Por tanto, y en líneas generales, en caso de una crisis hay que salir al paso lo más rápidamente posible con todos los datos que demuestren nuestra inocencia o que demuestren que ya tenemos la situación controlada y estamos dando los pasos necesarios para corregirla. Y hay que actuar con calma porque de lo que se trata es de no echar más leña al fuego (salvo que interese estratégicamente), por lo que conviene huir de descalificaciones globales o de acusaciones infundadas o juicios de valor.

Por supuesto, nada de falsedades ni medias verdades. Si hemos cometido un error se reconoce y si no lo hemos hecho lo decimos también, pero no “interpretemos” la situación en función de nuestros intereses sino los de nuestra comunidad, porque te puedes poner en evidencia tu solo. Por cierto, estoy esperando con expectación los comentarios de los principales líderes de cada partido después de las próximas elecciones; espero confundirme, pero me temo que van a ser auténticas “master classes” de lo que no hay que hacer.

Asimismo, es importante establecer quiénes van a ser los interlocutores de la marca en cada fase del proceso. En los primeros estadios será suficiente que la respuesta provenga del departamento en cuestión, bien directamente o bien a través del community manager, pero según suba la gravedad del incidente también debe subir la autoridad de la persona que dé la respuesta, y en este caso es crítico que sea de forma directa y no a través de la cuenta gestionada por el community (aunque se debe citar la respuesta en esta).

 

El epílogo

Bien, ya hemos conseguido que las aguas vuelvan a su cauce y damos por terminada la crisis, pero no el trabajo. Ahora queda una parte fundamental del proceso: La evaluación. Una vez concluida la crisis de reputación debemos recopilar toda la información posible sobre la gestación y evolución de la misma y analizar las acciones emprendidas, los resultados obtenidos y los problemas que hemos detectado. De ahí deben salir acciones de mejora tales como modificar las periodicidades o las herramientas de monitorizaje, evitar cierto tipo de mensajes que enfurecieron y crearon malestar o crear una lista de teléfonos de emergencia al que pueda llamar el community de turno si algo realmente grave acontece fuera de horarios normales.

Cualquier medida que ayude a minimizar las posibilidades de activación de una crisis o que palie las consecuencias será muy importante.

 

Consideraciones finales

Con estas pautas ya podemos ir elaborando nuestro protocolo de actuación contra las crisis, ahora solo me queda un par de comentarios más.

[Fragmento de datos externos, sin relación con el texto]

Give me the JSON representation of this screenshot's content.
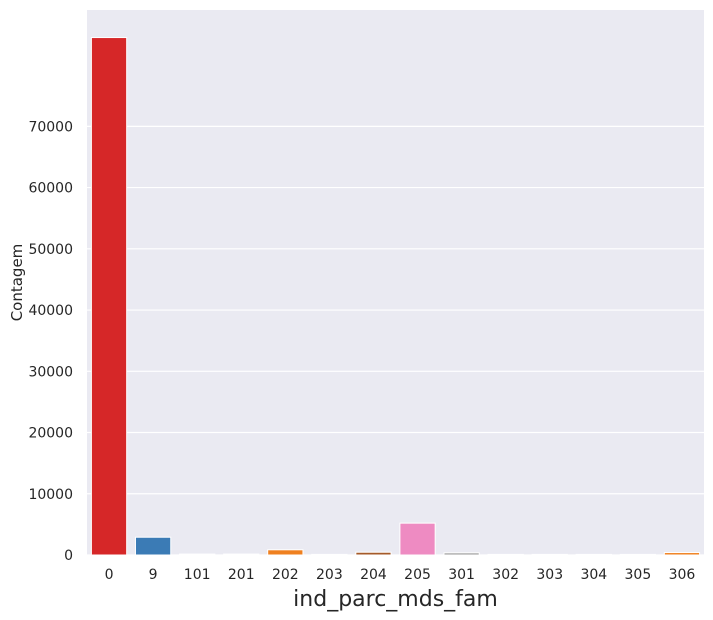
{
  "chart_data": {
    "type": "bar",
    "title": "",
    "xlabel": "ind_parc_mds_fam",
    "ylabel": "Contagem",
    "categories": [
      "0",
      "9",
      "101",
      "201",
      "202",
      "203",
      "204",
      "205",
      "301",
      "302",
      "303",
      "304",
      "305",
      "306"
    ],
    "values": [
      84500,
      2900,
      150,
      150,
      850,
      100,
      450,
      5200,
      350,
      100,
      100,
      100,
      100,
      400
    ],
    "yticks": [
      0,
      10000,
      20000,
      30000,
      40000,
      50000,
      60000,
      70000
    ],
    "ylim": [
      0,
      89000
    ],
    "grid": true,
    "colors": [
      "#d62728",
      "#3b7bb5",
      "#4c9a4a",
      "#8e5ba0",
      "#ef8020",
      "#e3d44a",
      "#a45a2a",
      "#ee8bc2",
      "#999999",
      "#d62728",
      "#3b7bb5",
      "#4c9a4a",
      "#8e5ba0",
      "#ef8020"
    ],
    "background": "#eaeaf2"
  }
}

La primera es que este manual es una herramienta y no un libro de bonitas cubiertas para decorar la biblioteca de la empresa. Esto supone que debe ser conocido y entendido por todos y que debe contener elementos que sean realmente útiles en caso de una emergencia, por lo que deberá estar claramente identificado el protocolo en función del tipo de incidencia, el canal, el origen, etc., de forma que todos sepan qué hacer con claridad y exactitud y sin posibilidad de error.

Lo segundo es que es un protocolo para utilizar en situaciones de crisis, cuando es fácil perder los nervios y cometer errores por lo que, al igual que los protocolos de actuación ante incendios o emergencias se suelen ensayar periódicamente, es buena idea ensayarlo periódicamente considerando diferentes escenarios y pulir las posibles deficiencias que se puedan detectar en ellos.

 

¿Ya tenéis vuestro manual de gestión de crisis de reputación operativo?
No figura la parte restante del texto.